Associated with each buffer word in the Whiting system is a flip-flop whose output, String(j), indicates whether the buffer string ending in location j has continually matched the current input string. At the beginning of each string search, all n flip-flops are preset to 1 by a StartString signal from the controller state machine. String(j) is asserted for each word in the array until a mismatch is detected in location j. The end of a symbol string is reached when all String(j) outputs have been disabled. This is reported to the controller state machine by a signal Match?, which is the logic OR of all String(j) signals. While the control logic for the StartString signal is not disclosed in the Whiting patent, presumably Match? is used to assert StartString for at least a portion of a clock cycle to initiate a search for a new string in the array.
In U.S. Pat.

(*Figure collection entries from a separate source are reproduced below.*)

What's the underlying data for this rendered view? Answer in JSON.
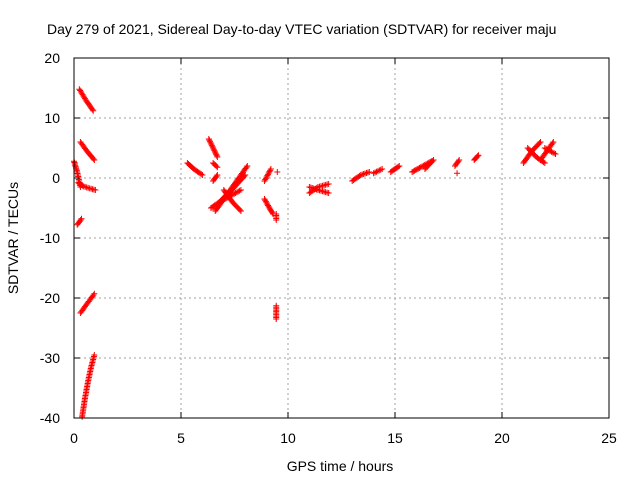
{
  "chart_data": {
    "type": "scatter",
    "title": "Day 279 of 2021, Sidereal Day-to-day VTEC variation (SDTVAR) for receiver maju",
    "xlabel": "GPS time / hours",
    "ylabel": "SDTVAR / TECUs",
    "xlim": [
      0,
      25
    ],
    "ylim": [
      -40,
      20
    ],
    "xticks": [
      0,
      5,
      10,
      15,
      20,
      25
    ],
    "yticks": [
      -40,
      -30,
      -20,
      -10,
      0,
      10,
      20
    ],
    "grid": true,
    "marker": "plus",
    "series_color": "#ff0000",
    "tracks": [
      {
        "x": [
          0.25,
          0.55,
          0.9
        ],
        "y": [
          14.8,
          13.0,
          11.2
        ]
      },
      {
        "x": [
          0.3,
          0.6,
          0.95
        ],
        "y": [
          6.0,
          4.5,
          3.0
        ]
      },
      {
        "x": [
          0.0,
          0.15,
          0.3
        ],
        "y": [
          2.8,
          1.0,
          -1.5
        ]
      },
      {
        "x": [
          0.2,
          0.45,
          0.8,
          1.0
        ],
        "y": [
          -0.8,
          -1.4,
          -1.8,
          -2.0
        ]
      },
      {
        "x": [
          0.15,
          0.35
        ],
        "y": [
          -7.8,
          -6.8
        ]
      },
      {
        "x": [
          0.3,
          0.6,
          0.95
        ],
        "y": [
          -22.5,
          -21.0,
          -19.3
        ]
      },
      {
        "x": [
          0.38,
          0.5,
          0.65,
          0.8,
          0.95
        ],
        "y": [
          -39.8,
          -37.0,
          -34.0,
          -31.5,
          -29.5
        ]
      },
      {
        "x": [
          5.3,
          5.6,
          6.0
        ],
        "y": [
          2.5,
          1.5,
          0.5
        ]
      },
      {
        "x": [
          6.3,
          6.5,
          6.7
        ],
        "y": [
          6.5,
          5.0,
          3.5
        ]
      },
      {
        "x": [
          6.5,
          6.7
        ],
        "y": [
          2.5,
          1.8
        ]
      },
      {
        "x": [
          6.4,
          6.8,
          7.3,
          7.8
        ],
        "y": [
          -5.0,
          -4.0,
          -3.0,
          -2.0
        ]
      },
      {
        "x": [
          6.6,
          7.0,
          7.5,
          8.0
        ],
        "y": [
          -5.5,
          -3.5,
          -1.5,
          0.5
        ]
      },
      {
        "x": [
          6.8,
          7.2,
          7.6,
          8.1
        ],
        "y": [
          -4.0,
          -2.5,
          -0.5,
          2.0
        ]
      },
      {
        "x": [
          6.5,
          6.7
        ],
        "y": [
          -0.5,
          0.5
        ]
      },
      {
        "x": [
          7.0,
          7.4,
          7.8
        ],
        "y": [
          -2.0,
          -4.0,
          -5.5
        ]
      },
      {
        "x": [
          8.9,
          9.2
        ],
        "y": [
          -0.5,
          1.5
        ]
      },
      {
        "x": [
          8.9,
          9.1,
          9.3
        ],
        "y": [
          -3.5,
          -4.8,
          -6.0
        ]
      },
      {
        "x": [
          9.45,
          9.45
        ],
        "y": [
          -6.0,
          -7.0
        ]
      },
      {
        "x": [
          9.5
        ],
        "y": [
          1.0
        ]
      },
      {
        "x": [
          9.45,
          9.45
        ],
        "y": [
          -21.3,
          -23.5
        ]
      },
      {
        "x": [
          11.0,
          11.4,
          11.9
        ],
        "y": [
          -1.5,
          -2.0,
          -2.5
        ]
      },
      {
        "x": [
          11.0,
          11.4,
          11.9
        ],
        "y": [
          -2.5,
          -1.5,
          -1.0
        ]
      },
      {
        "x": [
          13.0,
          13.4,
          13.8
        ],
        "y": [
          -0.5,
          0.5,
          1.0
        ]
      },
      {
        "x": [
          14.0,
          14.4
        ],
        "y": [
          0.8,
          1.5
        ]
      },
      {
        "x": [
          14.8,
          15.0,
          15.2
        ],
        "y": [
          1.0,
          1.5,
          2.0
        ]
      },
      {
        "x": [
          15.8,
          16.2,
          16.7
        ],
        "y": [
          1.0,
          1.8,
          2.8
        ]
      },
      {
        "x": [
          16.4,
          16.8
        ],
        "y": [
          1.5,
          3.0
        ]
      },
      {
        "x": [
          17.8,
          18.0
        ],
        "y": [
          2.0,
          3.0
        ]
      },
      {
        "x": [
          17.9
        ],
        "y": [
          0.8
        ]
      },
      {
        "x": [
          18.7,
          18.9
        ],
        "y": [
          3.0,
          3.8
        ]
      },
      {
        "x": [
          21.0,
          21.4,
          21.8
        ],
        "y": [
          2.5,
          4.5,
          6.0
        ]
      },
      {
        "x": [
          21.2,
          21.6,
          22.0
        ],
        "y": [
          5.0,
          3.5,
          2.5
        ]
      },
      {
        "x": [
          21.8,
          22.1,
          22.4
        ],
        "y": [
          3.0,
          4.5,
          6.0
        ]
      },
      {
        "x": [
          22.0,
          22.5
        ],
        "y": [
          5.0,
          4.0
        ]
      }
    ]
  }
}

No. 5,016,009 to Whiting et al., another implementation of the LZB algorithm is presented. In this case, rather than utilizing a shift register means, a hashing table is used.
What is needed is an adaptive data compression system which utilizes an enhanced version of the LZ1 algorithm and uses a memory which does not require the data to be shifted and does not require a hashing table, but will allow compression or decompression to occur at a maximum rate of one symbol per clock cycle.